Y Deirdre saltó de su asiento. Estaban en el prado, entre flores color de llama.

Se despojó inocentemente de sus ropas y echó a correr. Everard creyó oír un sordo crujido cuando Sarawak cerró las mandíbulas.

— ¡Vengan!. — rió ella —. ¡Paga el último! Ya estaba casi en el agua cuando los dos hombres echaron a correr. El venusiano gruñó:

— Yo procedo de un planeta cálido. Mis antepasados eran indonesios. Pájaros tropicales.

— Y también había algunos holandeses, ¿no? — preguntó Everard.

— …que tuvieron el buen sentido de marchar a Indonesia.

— Muy bien; quédese en la playa.

— ¡Diablo! Si ella puede hacerlo, yo también.

Y Sarawak metió un pie en el agua y refunfuñó de nuevo.

Everard se dominó con gran esfuerzo y corrió tras él. Deirdre le echó agua; él buceó, y agarrando un delgado tobillo, la hizo chapuzar. Aún juguetearon unos minutos antes de volver a la casa en busca de una ducha caliente. Sarawak les siguió malhumorado.

— ¡Y hablan de Tántalo! — murmuraba — la muchacha más bonita de todo el continuo espacio-tiempo, y no puedo hablar con ella y es casi un oso polar.

Ya secos y vestidos por los esclavos, al uso de allí, Everard volvió a sentarse ante el fuego que ardía en el cuarto de estar.

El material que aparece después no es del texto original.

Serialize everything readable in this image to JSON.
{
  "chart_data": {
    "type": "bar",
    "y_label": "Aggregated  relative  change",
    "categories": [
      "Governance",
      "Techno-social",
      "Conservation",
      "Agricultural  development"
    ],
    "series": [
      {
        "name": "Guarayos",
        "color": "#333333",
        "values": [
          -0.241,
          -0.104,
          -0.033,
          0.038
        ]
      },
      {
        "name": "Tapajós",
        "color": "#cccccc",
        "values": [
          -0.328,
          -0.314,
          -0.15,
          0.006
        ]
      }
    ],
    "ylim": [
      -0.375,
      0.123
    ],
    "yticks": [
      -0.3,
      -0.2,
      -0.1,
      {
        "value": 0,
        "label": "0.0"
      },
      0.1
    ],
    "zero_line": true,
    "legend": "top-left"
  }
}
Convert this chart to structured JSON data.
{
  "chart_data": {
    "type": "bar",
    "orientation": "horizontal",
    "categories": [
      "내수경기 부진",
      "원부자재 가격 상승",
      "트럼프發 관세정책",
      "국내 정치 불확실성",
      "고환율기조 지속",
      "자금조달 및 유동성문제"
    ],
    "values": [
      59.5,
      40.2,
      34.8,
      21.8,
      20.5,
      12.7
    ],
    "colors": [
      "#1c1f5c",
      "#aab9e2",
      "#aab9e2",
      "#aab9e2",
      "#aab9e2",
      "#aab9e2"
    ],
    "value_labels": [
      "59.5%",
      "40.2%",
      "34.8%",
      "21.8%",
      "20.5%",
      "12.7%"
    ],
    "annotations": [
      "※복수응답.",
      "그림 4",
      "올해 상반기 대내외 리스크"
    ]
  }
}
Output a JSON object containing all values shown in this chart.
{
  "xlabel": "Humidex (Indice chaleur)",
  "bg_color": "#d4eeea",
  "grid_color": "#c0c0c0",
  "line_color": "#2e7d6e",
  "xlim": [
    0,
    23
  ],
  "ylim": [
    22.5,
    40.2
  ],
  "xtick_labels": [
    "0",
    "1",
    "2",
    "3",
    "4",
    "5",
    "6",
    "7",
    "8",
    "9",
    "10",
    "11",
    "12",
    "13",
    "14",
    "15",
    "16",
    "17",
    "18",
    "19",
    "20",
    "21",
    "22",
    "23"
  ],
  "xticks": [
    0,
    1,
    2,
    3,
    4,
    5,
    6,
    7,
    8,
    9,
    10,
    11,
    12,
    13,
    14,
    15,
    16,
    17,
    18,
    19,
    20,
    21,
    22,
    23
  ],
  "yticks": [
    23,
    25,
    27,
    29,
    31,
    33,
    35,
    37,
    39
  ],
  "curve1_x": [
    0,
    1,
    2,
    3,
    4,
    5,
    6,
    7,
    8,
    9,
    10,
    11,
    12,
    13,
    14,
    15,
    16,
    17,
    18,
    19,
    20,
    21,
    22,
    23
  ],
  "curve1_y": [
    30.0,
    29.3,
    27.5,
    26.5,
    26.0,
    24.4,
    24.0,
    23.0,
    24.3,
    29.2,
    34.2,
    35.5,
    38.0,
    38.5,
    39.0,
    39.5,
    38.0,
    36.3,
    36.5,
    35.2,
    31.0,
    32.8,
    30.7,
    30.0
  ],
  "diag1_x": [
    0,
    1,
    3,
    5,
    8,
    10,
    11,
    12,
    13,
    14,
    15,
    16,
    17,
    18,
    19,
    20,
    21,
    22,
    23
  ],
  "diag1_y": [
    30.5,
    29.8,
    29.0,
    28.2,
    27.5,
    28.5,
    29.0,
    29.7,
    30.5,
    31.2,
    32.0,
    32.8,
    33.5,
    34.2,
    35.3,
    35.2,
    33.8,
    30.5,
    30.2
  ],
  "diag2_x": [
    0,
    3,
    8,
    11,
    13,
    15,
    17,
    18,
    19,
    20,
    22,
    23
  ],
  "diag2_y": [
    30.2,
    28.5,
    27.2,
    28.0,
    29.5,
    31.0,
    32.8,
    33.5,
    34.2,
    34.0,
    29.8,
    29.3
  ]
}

— ¿Qué distintivo es este? — preguntó, señalando al tartán de su faldellín.

Deirdre alzó su rojiza cabeza y respondió:

— El de mi propio clan. Un huésped a quien se honra es considerado siempre como un miembro del propio clan mientras dura su visita, aunque haya contra él una venganza de sangre — y al decirlo sonrió tímidamente —. Y no la hay entre nosotros.

Aquello produjo en Everard un efecto terrible. Recordó cuál era su propósito.

— Me gustaría preguntarle sobre Historia — insinúo —. Es un interés especial mío.

Ella se ajustó a los cabellos una redecilla de oro y tomó un libro de un repleto estante.

— Creo que es este el mejor libro de Historia. En él puedo buscar cualquier detalle que a usted le interese.

«¡Y decir que he de destruirte!»

Se sentó a su lado en un lecho. El mayordomo trajo merienda.

Everard comió poco y a disgusto.

Siguiendo en su propósito, inquirió:

— ¿Estuvieron siempre en guerra Roma y Cartago?

— Si. Dos veces, en realidad. Al principio fueron aliadas contra el Epiro, mas luego riñeron. Roma ganó la primera guerra y trató de restringir la iniciativa de los cartagineses — e inclinó su neto perfil sobre las páginas, como una niña estudiosa —. La segunda guerra estalló veintitrés años después y duró… once en total, aunque los tres últimos fueron solo un juego desde que Aníbal tomó a Roma y la incendió.